Seiring dengan progres restrukturisasi yang sedang berjalan, ADHI baru-baru ini menorehkan capaian signifikan dalam upaya penyehatan korporasi. Momen penting tersebut ditandai dengan penandatanganan Master Restructuring Agreement (MRA) bersama sejumlah lembaga keuangan kreditur, sebuah langkah monumental yang diharapkan menjadi titik balik.
Melalui kesepakatan MRA ini, ADHI dan para kreditur telah mencapai konsensus mengenai kerangka penataan ulang kewajiban finansial perseroan. Ini mencakup pengaturan detail terkait struktur dan mekanisme pelunasan kewajiban yang telah disepakati bersama. Keberhasilan penandatanganan MRA ini tak lepas dari peran strategis PT Danantara Asset Manajemen (Persero) serta kepercayaan penuh yang diberikan oleh lembaga-lembaga keuangan kreditur, elemen krusial dalam keseluruhan proses restrukturisasi ADHI.
Moeharmein Zein Chaniago, Direktur Utama ADHI, menegaskan bahwa penandatanganan MRA ini merupakan gerbang awal menuju fase implementasi yang menuntut komitmen dan konsistensi dari semua pihak terkait. "Kami sangat optimis bahwa dengan sinergi yang kokoh antara ADHI Karya, Danantara Asset Manajemen, dan seluruh lembaga perbankan kreditur yang terjalin hari ini, kami akan mampu membangun fundamental bisnis yang jauh lebih solid dan sehat. Ini akan membuka jalan bagi pertumbuhan yang lebih berkelanjutan di masa mendatang, sekaligus memperbesar kontribusi kami terhadap pembangunan dan penguatan ekonomi bangsa yang kita cintai," papar Moeharmein Zein Chaniago dalam rilis pers yang diterima eranusantara.co pada Sabtu (19/9/2026).
Momen penandatanganan MRA ini bukan sekadar seremoni, melainkan sebuah tonggak sejarah yang menggeser ADHI dari tahap diskusi intensif menuju implementasi kerangka restrukturisasi yang jauh lebih terstruktur dan terukur. Ini adalah elemen integral dari strategi penyehatan komprehensif yang dirancang untuk memperkokoh struktur keuangan, menciptakan ruang likuiditas yang lebih sehat, dan menjamin keberlangsungan operasional perseroan dalam horizon jangka panjang.
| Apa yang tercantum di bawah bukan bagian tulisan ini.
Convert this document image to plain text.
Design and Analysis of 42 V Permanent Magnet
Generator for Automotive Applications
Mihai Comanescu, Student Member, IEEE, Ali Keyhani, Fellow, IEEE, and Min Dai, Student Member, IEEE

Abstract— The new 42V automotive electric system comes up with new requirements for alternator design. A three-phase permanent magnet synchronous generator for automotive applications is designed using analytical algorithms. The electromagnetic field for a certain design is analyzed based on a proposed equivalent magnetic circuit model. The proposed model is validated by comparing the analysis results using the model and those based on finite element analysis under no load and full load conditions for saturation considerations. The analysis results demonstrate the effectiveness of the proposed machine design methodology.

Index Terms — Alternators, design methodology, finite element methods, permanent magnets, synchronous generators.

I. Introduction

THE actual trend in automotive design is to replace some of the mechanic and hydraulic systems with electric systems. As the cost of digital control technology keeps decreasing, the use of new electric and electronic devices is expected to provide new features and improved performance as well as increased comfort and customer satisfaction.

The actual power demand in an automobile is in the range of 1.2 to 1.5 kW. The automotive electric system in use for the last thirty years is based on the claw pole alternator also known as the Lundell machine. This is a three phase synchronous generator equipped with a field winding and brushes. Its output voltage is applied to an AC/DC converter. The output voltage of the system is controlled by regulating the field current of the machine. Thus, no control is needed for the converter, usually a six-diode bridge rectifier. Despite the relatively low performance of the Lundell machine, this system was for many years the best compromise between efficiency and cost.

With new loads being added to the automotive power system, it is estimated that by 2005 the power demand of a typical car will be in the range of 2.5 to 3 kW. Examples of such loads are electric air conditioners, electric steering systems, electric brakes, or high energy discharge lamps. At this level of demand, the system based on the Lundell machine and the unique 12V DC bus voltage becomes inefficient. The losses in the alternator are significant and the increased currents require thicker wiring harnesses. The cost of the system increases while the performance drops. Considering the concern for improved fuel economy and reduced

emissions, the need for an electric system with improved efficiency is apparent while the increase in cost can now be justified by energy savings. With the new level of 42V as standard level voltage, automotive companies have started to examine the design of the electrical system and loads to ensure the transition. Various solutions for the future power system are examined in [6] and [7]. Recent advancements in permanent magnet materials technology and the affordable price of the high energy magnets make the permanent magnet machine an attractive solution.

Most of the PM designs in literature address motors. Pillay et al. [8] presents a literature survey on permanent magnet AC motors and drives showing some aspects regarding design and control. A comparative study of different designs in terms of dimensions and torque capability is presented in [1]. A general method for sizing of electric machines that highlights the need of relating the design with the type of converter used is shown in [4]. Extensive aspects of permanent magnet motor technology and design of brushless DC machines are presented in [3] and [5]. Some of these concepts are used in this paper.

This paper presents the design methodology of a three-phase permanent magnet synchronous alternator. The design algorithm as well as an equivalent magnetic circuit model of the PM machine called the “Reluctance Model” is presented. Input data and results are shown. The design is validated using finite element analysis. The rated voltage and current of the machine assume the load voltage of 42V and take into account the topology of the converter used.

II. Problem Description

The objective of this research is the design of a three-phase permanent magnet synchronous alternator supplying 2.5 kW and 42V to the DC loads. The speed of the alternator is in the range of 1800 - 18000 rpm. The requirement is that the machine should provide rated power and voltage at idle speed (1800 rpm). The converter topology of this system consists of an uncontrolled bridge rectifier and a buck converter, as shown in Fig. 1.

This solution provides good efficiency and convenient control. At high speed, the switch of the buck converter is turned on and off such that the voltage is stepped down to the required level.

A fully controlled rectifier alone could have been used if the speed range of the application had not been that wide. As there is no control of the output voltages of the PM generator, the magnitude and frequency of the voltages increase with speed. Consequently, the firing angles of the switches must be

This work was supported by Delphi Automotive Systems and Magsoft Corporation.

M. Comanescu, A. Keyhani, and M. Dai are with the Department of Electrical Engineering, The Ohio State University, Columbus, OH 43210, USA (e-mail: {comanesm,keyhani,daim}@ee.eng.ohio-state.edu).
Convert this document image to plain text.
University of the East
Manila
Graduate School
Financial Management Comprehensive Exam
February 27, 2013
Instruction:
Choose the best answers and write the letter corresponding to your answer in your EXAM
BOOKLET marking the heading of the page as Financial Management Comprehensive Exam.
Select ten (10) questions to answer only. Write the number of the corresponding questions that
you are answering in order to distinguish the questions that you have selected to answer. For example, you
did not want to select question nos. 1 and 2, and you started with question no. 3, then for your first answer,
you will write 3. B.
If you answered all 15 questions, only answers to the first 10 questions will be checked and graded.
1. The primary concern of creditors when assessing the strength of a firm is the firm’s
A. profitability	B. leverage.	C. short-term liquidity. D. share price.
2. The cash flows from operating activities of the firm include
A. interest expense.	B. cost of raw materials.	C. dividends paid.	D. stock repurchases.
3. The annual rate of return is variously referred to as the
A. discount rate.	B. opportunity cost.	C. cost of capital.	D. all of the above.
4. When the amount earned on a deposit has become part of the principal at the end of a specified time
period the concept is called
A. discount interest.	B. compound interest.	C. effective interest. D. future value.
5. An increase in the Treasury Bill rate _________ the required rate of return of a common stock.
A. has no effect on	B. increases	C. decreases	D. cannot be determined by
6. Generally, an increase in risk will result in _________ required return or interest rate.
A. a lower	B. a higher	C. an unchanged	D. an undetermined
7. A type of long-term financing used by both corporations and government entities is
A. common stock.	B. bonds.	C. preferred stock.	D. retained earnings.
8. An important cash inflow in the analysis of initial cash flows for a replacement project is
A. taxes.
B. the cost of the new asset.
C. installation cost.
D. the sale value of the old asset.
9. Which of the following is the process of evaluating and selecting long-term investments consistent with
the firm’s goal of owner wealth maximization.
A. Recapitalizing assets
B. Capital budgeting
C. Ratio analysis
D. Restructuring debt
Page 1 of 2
Menatap ke depan, ADHI berkomitmen penuh untuk melaksanakan implementasi MRA dengan prinsip transparansi dan akuntabilitas yang tinggi, sembari terus menjaga jalinan komunikasi yang erat dengan seluruh pemangku kepentingan. Perseroan juga akan terus memperkuat tata kelola perusahaan yang baik (GCG), mengoptimalkan portofolio bisnisnya, meningkatkan efektivitas penggunaan modal, serta menerapkan pendekatan yang lebih selektif dalam mengakuisisi kontrak-kontrak baru. Seluruh langkah ini merupakan bagian tak terpisahkan dari visi besar untuk mewujudkan ADHI yang lebih sehat, tangguh, berdaya saing tinggi, dan berkelanjutan di kancah industri konstruksi nasional maupun global.